[net.micro] COMMODORE 64 NEWSLETTER

vax2:kurt (02/01/83)

COMMODORE 64 NEWSLETTER #1 2/2/83

This may be the first and last issue of the Commodore 64 newsletter.  My
original intention had been to send UUCP mail to the people who showed 
interest in my original inquirey and post occaisional messages announcing
the existance of the newsletter, but the volume of VIC and 64 related
interest seems too great to make this scheme work.  There are too many people
who apparently didn't see the original request to forward information to me
for digestion, or else people don't expect netnews to function in this way.

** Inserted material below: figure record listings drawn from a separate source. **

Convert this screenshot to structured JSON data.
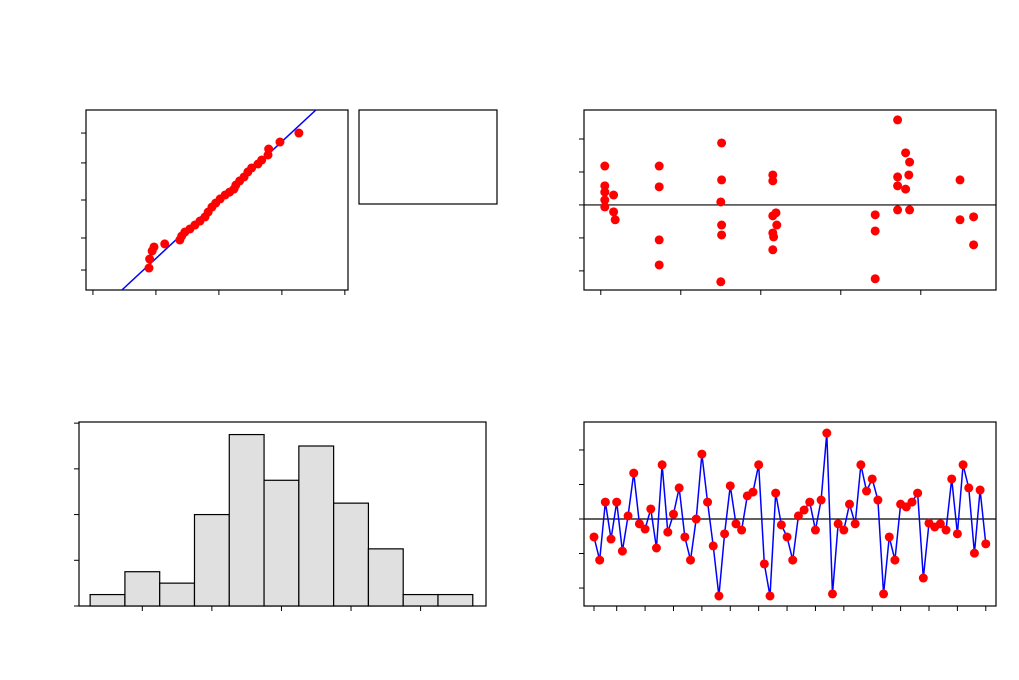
{
  "chart_data": [
    {
      "type": "scatter",
      "xlim": [
        -0.11,
        4.05
      ],
      "ylim": [
        0,
        100
      ],
      "xticks": [
        0,
        1,
        2,
        3,
        4
      ],
      "yticks": [
        11.1,
        28.9,
        50,
        70.6,
        87.2
      ],
      "points": {
        "color": "#ff0000",
        "x": [
          0.89,
          0.9,
          0.94,
          0.97,
          1.14,
          1.38,
          1.41,
          1.46,
          1.54,
          1.62,
          1.7,
          1.78,
          1.83,
          1.89,
          1.95,
          2.02,
          2.1,
          2.17,
          2.24,
          2.27,
          2.33,
          2.4,
          2.46,
          2.52,
          2.62,
          2.68,
          2.78,
          2.79,
          2.97,
          3.27
        ],
        "values": [
          12.2,
          17.2,
          21.7,
          23.9,
          25.6,
          27.8,
          30,
          32.2,
          33.9,
          36.1,
          38.3,
          40.6,
          43.3,
          46.1,
          48.3,
          50.6,
          52.8,
          54.4,
          56.1,
          58.3,
          60.6,
          62.8,
          65.6,
          67.8,
          70,
          72.2,
          75,
          78.3,
          82.2,
          87.2
        ]
      },
      "fit_line": {
        "color": "#0000ff",
        "x": [
          0.46,
          3.54
        ],
        "values": [
          0,
          100
        ]
      }
    },
    {
      "type": "scatter",
      "xlim": [
        -0.21,
        4.94
      ],
      "ylim": [
        -2.58,
        2.88
      ],
      "xticks": [
        0,
        1,
        2,
        3,
        4
      ],
      "yticks": [
        -2,
        -1,
        0,
        1,
        2
      ],
      "reference_line": 0,
      "points": {
        "color": "#ff0000",
        "x": [
          0.05,
          0.05,
          0.05,
          0.05,
          0.05,
          0.16,
          0.16,
          0.18,
          0.73,
          0.73,
          0.73,
          0.73,
          1.51,
          1.51,
          1.5,
          1.51,
          1.51,
          1.5,
          2.15,
          2.15,
          2.19,
          2.15,
          2.2,
          2.15,
          2.16,
          2.15,
          3.43,
          3.43,
          3.43,
          3.71,
          3.81,
          3.86,
          3.71,
          3.85,
          3.71,
          3.81,
          3.71,
          3.86,
          4.49,
          4.49,
          4.66,
          4.66
        ],
        "values": [
          1.18,
          0.58,
          0.39,
          0.15,
          -0.06,
          0.3,
          -0.21,
          -0.45,
          1.18,
          0.55,
          -1.06,
          -1.82,
          1.88,
          0.76,
          0.09,
          -0.61,
          -0.91,
          -2.33,
          0.91,
          0.73,
          -0.24,
          -0.33,
          -0.61,
          -0.85,
          -0.97,
          -1.36,
          -0.3,
          -0.79,
          -2.24,
          2.58,
          1.58,
          1.3,
          0.85,
          0.91,
          0.58,
          0.48,
          -0.15,
          -0.15,
          0.76,
          -0.45,
          -0.36,
          -1.21
        ]
      }
    },
    {
      "type": "histogram",
      "xlim": [
        -2.91,
        2.94
      ],
      "ylim": [
        0,
        16.1
      ],
      "xticks": [
        -2,
        -1,
        0,
        1,
        2
      ],
      "yticks": [
        0,
        4,
        8,
        12,
        16
      ],
      "color": "#e0e0e0",
      "bins": [
        -2.75,
        -2.25,
        -1.75,
        -1.25,
        -0.75,
        -0.25,
        0.25,
        0.75,
        1.25,
        1.75,
        2.25,
        2.75
      ],
      "counts": [
        1,
        3,
        2,
        8,
        15,
        11,
        14,
        9,
        5,
        1,
        1
      ]
    },
    {
      "type": "line",
      "xlim": [
        -0.76,
        71.8
      ],
      "ylim": [
        -2.52,
        2.81
      ],
      "xticks": [
        1,
        5,
        10,
        15,
        20,
        25,
        30,
        35,
        40,
        45,
        50,
        55,
        60,
        65,
        70
      ],
      "yticks": [
        -2,
        -1,
        0,
        1,
        2
      ],
      "reference_line": 0,
      "color": "#0000ff",
      "marker_color": "#ff0000",
      "x": [
        1,
        2,
        3,
        4,
        5,
        6,
        7,
        8,
        9,
        10,
        11,
        12,
        13,
        14,
        15,
        16,
        17,
        18,
        19,
        20,
        21,
        22,
        23,
        24,
        25,
        26,
        27,
        28,
        29,
        30,
        31,
        32,
        33,
        34,
        35,
        36,
        37,
        38,
        39,
        40,
        41,
        42,
        43,
        44,
        45,
        46,
        47,
        48,
        49,
        50,
        51,
        52,
        53,
        54,
        55,
        56,
        57,
        58,
        59,
        60,
        61,
        62,
        63,
        64,
        65,
        66,
        67,
        68,
        69,
        70
      ],
      "values": [
        -0.52,
        -1.19,
        0.49,
        -0.58,
        0.49,
        -0.93,
        0.09,
        1.33,
        -0.14,
        -0.29,
        0.29,
        -0.84,
        1.57,
        -0.38,
        0.14,
        0.9,
        -0.52,
        -1.19,
        0,
        1.88,
        0.49,
        -0.78,
        -2.23,
        -0.43,
        0.96,
        -0.14,
        -0.32,
        0.67,
        0.78,
        1.57,
        -1.3,
        -2.23,
        0.75,
        -0.17,
        -0.52,
        -1.19,
        0.09,
        0.26,
        0.49,
        -0.32,
        0.55,
        2.49,
        -2.17,
        -0.14,
        -0.32,
        0.43,
        -0.14,
        1.57,
        0.81,
        1.16,
        0.55,
        -2.17,
        -0.52,
        -1.19,
        0.43,
        0.35,
        0.49,
        0.75,
        -1.71,
        -0.12,
        -0.23,
        -0.14,
        -0.32,
        1.16,
        -0.43,
        1.57,
        0.9,
        -0.99,
        0.84,
        -0.72
      ]
    }
  ]
}
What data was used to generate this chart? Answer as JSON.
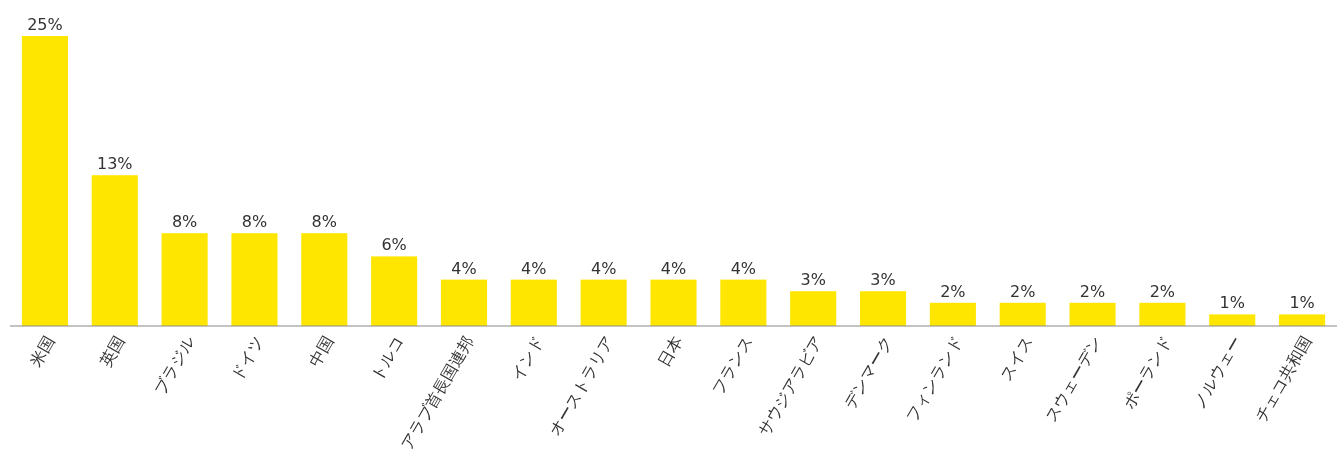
{
  "chart_data": {
    "type": "bar",
    "categories": [
      "米国",
      "英国",
      "ブラジル",
      "ドイツ",
      "中国",
      "トルコ",
      "アラブ首長国連邦",
      "インド",
      "オーストラリア",
      "日本",
      "フランス",
      "サウジアラビア",
      "デンマーク",
      "フィンランド",
      "スイス",
      "スウェーデン",
      "ポーランド",
      "ノルウェー",
      "チェコ共和国"
    ],
    "values": [
      25,
      13,
      8,
      8,
      8,
      6,
      4,
      4,
      4,
      4,
      4,
      3,
      3,
      2,
      2,
      2,
      2,
      1,
      1
    ],
    "value_labels": [
      "25%",
      "13%",
      "8%",
      "8%",
      "8%",
      "6%",
      "4%",
      "4%",
      "4%",
      "4%",
      "4%",
      "3%",
      "3%",
      "2%",
      "2%",
      "2%",
      "2%",
      "1%",
      "1%"
    ],
    "color": "#ffe600"
  }
}
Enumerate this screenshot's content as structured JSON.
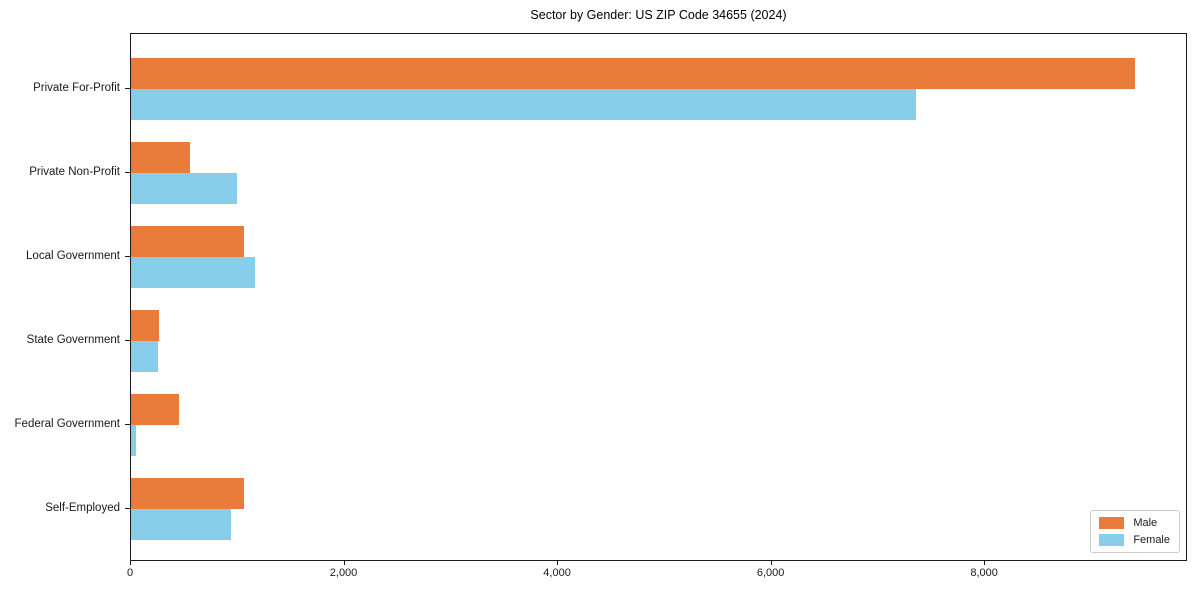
{
  "title": "Sector by Gender: US ZIP Code 34655 (2024)",
  "colors": {
    "male": "#E97C3A",
    "female": "#87CEEB",
    "axis": "#1a1a1a",
    "legend_border": "#cccccc",
    "background": "#ffffff"
  },
  "chart_data": {
    "type": "bar",
    "orientation": "horizontal",
    "title": "Sector by Gender: US ZIP Code 34655 (2024)",
    "xlabel": "",
    "ylabel": "",
    "categories": [
      "Private For-Profit",
      "Private Non-Profit",
      "Local Government",
      "State Government",
      "Federal Government",
      "Self-Employed"
    ],
    "series": [
      {
        "name": "Male",
        "color": "#E97C3A",
        "values": [
          9420,
          550,
          1060,
          260,
          450,
          1060
        ]
      },
      {
        "name": "Female",
        "color": "#87CEEB",
        "values": [
          7370,
          990,
          1160,
          250,
          50,
          940
        ]
      }
    ],
    "xlim": [
      0,
      9900
    ],
    "xticks": [
      0,
      2000,
      4000,
      6000,
      8000
    ],
    "xtick_labels": [
      "0",
      "2,000",
      "4,000",
      "6,000",
      "8,000"
    ],
    "grid": false,
    "legend_position": "lower right"
  }
}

Therefore I am returning control of the newsletter to the net.  If the 
volume of Commodore related stuff gets really heavy, somebody will create
a net.micro.vic.

Commodore Comments

A list of errata to the Commodore 64 Reference manual appears in a recent 
issue of Commodore's journals (Power Play and something else).  Most of the
errata are not very interesting.  There are some contradictions that are cleared
up though (I will not list them here).

Answers to mail questions

The Commodore 64 does not use IEEE for anything.  The serial interface is
handled by the serial shift registers of it's CIA chips (sort of a very fancy
6522 with parallel ports, timers, time of day clock, and serial shift
register).  This scheme may or may not be sufficient to allow PCNet stuff to 
run at 300 baud.  I have no idea.

I have used my Commodore 64 on a new Sears (Sanyo?) Color TV and had pretty
good results.  I have used it on an old B/W TV with indifferent results.  I
tried my Ledex Video-100 monitor and found the horizontal wouldn't hold after
the monitor warmed up (I havn't gone looking inside for a way to adjust the
horizontal range of my monitor yet).  I tried an old B/W monitor and achieved
relatively good results, although not as good as my old OSI did on the same 
set.  There is something about a color display that just does not look good on
a B/W TV.

The Commodore 64 is moderately compatible with PET BASIC software.  This is the
limit of its compatibility.  I have a disk with some PET programs on it.  Some
work completely (Hamurabi -- very simple text-only game), some sort of work
(horse race -- text only with cursor control, this prints the characters with
the case wrong), some don't work worth a damn (dam buster -- graphics, some
of which don't seem to appear, pinball -- must scan the keyboard, which 
is apparently not the same between the 64 and whatever machine the game came 
off of.)  The disk format is the same as the 4040 format, and 64 disks are
apparently interghangeable with 4040 disks although I havn't tried this.

New questions

How do you adjust the BOTTOM of BASIC pointer so you can use the graphics stuff
in low memory?  There is information on shortening BASIC from the top pointers,
but nothing on moving the bottom pointers.  Is this possible?

How do you change the code returned by a given keyboard key.  It had been my
impression that the keys were programmable.  In particular, I want to have
the '{' and '}' keys and some other keys not found normally on the keyboard.